The cryptocurrency market remains on edge as veteran trader Peter Brandt warns of a potential 75% correction in Bitcoin’s (BTC) price.
As BTC struggles under macroeconomic pressures, some investors are hopeful that China’s upcoming $283 billion stimulus could provide the market with much-needed relief. Here’s a breakdown of the factors at play.
Peter Brandt’s 75% Correction Warning
Peter Brandt, known for his market predictions, has sounded the alarm for Bitcoin.

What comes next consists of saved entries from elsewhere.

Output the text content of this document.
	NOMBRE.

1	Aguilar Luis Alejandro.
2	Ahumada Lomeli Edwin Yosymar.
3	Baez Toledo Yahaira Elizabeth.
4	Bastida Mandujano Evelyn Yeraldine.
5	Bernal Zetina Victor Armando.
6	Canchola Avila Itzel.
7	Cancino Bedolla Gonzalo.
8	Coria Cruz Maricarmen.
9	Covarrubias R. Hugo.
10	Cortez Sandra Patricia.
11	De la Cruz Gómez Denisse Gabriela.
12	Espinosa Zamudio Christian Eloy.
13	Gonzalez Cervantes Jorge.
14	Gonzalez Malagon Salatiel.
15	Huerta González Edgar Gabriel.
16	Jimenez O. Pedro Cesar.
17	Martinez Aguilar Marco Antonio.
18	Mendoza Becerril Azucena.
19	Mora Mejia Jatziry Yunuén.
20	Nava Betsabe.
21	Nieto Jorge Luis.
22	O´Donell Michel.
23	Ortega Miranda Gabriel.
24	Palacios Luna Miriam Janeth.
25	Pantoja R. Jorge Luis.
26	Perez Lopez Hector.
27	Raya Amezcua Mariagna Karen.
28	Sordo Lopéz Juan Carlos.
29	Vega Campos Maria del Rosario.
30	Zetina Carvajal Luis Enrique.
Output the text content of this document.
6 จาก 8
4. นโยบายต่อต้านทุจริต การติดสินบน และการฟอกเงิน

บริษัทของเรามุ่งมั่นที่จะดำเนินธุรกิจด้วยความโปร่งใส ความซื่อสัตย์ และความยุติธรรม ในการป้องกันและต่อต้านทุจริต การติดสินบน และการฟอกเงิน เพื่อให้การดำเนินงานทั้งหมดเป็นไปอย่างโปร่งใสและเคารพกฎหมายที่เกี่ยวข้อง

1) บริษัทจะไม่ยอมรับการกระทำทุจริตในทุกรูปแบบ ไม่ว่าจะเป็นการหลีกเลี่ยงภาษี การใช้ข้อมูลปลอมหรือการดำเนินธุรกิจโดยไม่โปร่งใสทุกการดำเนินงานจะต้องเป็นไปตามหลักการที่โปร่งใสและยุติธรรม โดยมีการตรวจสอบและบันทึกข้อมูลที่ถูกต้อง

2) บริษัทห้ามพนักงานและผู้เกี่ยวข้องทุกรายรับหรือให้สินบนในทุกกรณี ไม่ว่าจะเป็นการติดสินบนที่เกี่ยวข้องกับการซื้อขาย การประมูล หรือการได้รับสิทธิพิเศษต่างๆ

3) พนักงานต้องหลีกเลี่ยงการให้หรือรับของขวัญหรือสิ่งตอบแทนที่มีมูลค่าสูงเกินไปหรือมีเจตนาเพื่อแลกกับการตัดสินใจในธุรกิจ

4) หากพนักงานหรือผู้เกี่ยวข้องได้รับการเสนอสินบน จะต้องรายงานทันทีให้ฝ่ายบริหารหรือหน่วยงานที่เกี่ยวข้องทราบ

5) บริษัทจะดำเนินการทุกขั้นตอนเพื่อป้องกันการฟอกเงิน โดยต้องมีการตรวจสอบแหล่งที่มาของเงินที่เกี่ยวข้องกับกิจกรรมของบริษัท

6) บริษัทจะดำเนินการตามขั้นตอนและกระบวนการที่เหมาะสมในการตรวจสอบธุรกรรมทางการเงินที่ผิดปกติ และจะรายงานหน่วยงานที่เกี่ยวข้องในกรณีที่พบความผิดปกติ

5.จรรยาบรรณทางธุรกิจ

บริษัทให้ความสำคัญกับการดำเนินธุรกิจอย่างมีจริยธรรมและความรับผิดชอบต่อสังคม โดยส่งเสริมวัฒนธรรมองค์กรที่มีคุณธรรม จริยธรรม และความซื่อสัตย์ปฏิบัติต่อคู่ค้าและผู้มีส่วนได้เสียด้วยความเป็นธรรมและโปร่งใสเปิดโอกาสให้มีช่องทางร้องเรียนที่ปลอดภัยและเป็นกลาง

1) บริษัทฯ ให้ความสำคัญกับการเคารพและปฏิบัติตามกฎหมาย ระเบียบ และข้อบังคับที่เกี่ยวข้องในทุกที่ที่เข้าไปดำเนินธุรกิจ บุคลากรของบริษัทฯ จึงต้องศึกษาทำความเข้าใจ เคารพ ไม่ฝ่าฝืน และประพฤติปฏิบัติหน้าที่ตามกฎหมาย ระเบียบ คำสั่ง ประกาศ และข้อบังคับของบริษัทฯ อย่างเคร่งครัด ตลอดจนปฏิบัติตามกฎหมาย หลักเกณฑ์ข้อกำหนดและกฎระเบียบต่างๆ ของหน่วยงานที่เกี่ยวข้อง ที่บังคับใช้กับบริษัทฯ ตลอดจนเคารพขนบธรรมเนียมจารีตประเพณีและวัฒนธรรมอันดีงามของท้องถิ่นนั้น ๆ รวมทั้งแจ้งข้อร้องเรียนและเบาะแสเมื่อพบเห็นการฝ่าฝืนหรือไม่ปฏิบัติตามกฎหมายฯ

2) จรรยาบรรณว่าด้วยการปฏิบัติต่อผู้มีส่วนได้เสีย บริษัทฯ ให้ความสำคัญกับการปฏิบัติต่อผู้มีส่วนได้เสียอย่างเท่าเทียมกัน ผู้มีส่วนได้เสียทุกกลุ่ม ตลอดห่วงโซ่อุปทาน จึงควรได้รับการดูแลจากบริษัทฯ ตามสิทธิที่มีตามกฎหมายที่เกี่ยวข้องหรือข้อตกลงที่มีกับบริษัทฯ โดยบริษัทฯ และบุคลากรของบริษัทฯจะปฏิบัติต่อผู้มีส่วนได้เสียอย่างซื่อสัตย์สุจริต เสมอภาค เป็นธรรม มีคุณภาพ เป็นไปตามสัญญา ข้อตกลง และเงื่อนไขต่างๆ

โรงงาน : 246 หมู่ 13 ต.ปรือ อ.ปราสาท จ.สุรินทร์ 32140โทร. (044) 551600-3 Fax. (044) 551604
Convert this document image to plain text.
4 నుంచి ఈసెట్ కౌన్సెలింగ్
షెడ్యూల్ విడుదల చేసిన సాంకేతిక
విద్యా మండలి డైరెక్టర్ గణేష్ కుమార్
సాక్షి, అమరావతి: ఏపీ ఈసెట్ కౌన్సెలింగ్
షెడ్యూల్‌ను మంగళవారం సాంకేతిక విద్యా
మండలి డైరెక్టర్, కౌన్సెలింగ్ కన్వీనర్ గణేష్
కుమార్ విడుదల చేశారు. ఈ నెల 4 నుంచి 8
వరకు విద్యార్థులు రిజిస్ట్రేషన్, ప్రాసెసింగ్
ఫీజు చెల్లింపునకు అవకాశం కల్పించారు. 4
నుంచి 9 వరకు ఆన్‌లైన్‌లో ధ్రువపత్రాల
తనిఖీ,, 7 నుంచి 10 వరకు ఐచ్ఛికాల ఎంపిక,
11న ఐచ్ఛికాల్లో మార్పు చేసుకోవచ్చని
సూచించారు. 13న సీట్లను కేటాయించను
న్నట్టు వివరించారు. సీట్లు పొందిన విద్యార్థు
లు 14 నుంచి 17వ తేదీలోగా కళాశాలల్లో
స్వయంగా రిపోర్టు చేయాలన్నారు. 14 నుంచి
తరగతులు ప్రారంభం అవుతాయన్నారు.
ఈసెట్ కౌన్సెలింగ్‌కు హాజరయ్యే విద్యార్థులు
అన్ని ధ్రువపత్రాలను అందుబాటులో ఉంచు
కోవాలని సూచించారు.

His analysis is based on a historical trend he calls “market analogues,” where BTC tends to face significant corrections if it fails to reach a new all-time high (ATH) within 30 weeks of its last peak.
As of October 2024, it’s been exactly 30 weeks since Bitcoin’s last ATH. According to Brandt, in previous instances where BTC didn’t break new highs during this period, the coin faced a price drop exceeding 75%.
If history repeats itself, BTC’s current level of around $60,500 could see a sharp decline, potentially dipping to as low as $15,000.
This prediction, while alarming, comes amid a generally bearish sentiment in the market, with concerns about rising inflation and decreased institutional interest in Bitcoin.
U.S. Inflation and Bitcoin ETF Outflows
One of the key drivers of Bitcoin’s recent price pressure is the higher-than-expected U.S. inflation data.
September’s Consumer Price Index (CPI) revealed inflation increasing by 0.2%, surpassing analysts’ predictions and sparking fears that the Federal Reserve may continue its hawkish monetary policies. These inflation concerns have spooked investors, leading to a flight from riskier assets like Bitcoin.
Adding to this negative outlook, spot Bitcoin ETFs have experienced three consecutive days of outflows, signalling waning institutional interest.
Institutional investors, who had been a crucial driver of Bitcoin’s price surge in the past few years, are now reconsidering their exposure to BTC amidst broader macroeconomic uncertainty.
This shift away from Bitcoin ETFs has only added fuel to the bearish fire, casting doubt on Bitcoin’s short-term price stability.
China’s $283 Billion Stimulus: A Possible Lifeline?
While the U.S. economic outlook weighs heavily on Bitcoin, some investors are turning their attention to China’s anticipated $283 billion economic stimulus.
Expected to be announced soon, this stimulus package aims to boost China’s faltering economy by injecting liquidity into critical sectors like infrastructure and consumer spending.
There’s hope that a stimulus of this magnitude could trickle into global financial markets, providing a lift to cryptocurrencies like Bitcoin.
Historically, Chinese demand has been a significant driver in the crypto markets, and an influx of liquidity from China could help counterbalance the current bearish sentiment.
However, it’s unclear how much impact the stimulus will have on Bitcoin, especially given China’s complicated relationship with cryptocurrencies.
While Chinese investors have found ways to participate in global markets, regulatory crackdowns on crypto trading within the country could limit the stimulus’ positive effects on Bitcoin’s price.
Conclusion
As of now, Bitcoin finds itself in a precarious position. Peter Brandt’s warning of a 75% correction looms large, with historical patterns and inflation data working against BTC’s favour.
The much-hyped “Uptober” rally has failed to materialize, and Bitcoin is experiencing its longest consolidation period during a halving year.
The $283 billion China stimulus presents a glimmer of hope, but its impact remains uncertain. Investors should prepare for potential volatility as the market digests these macroeconomic developments in the coming days.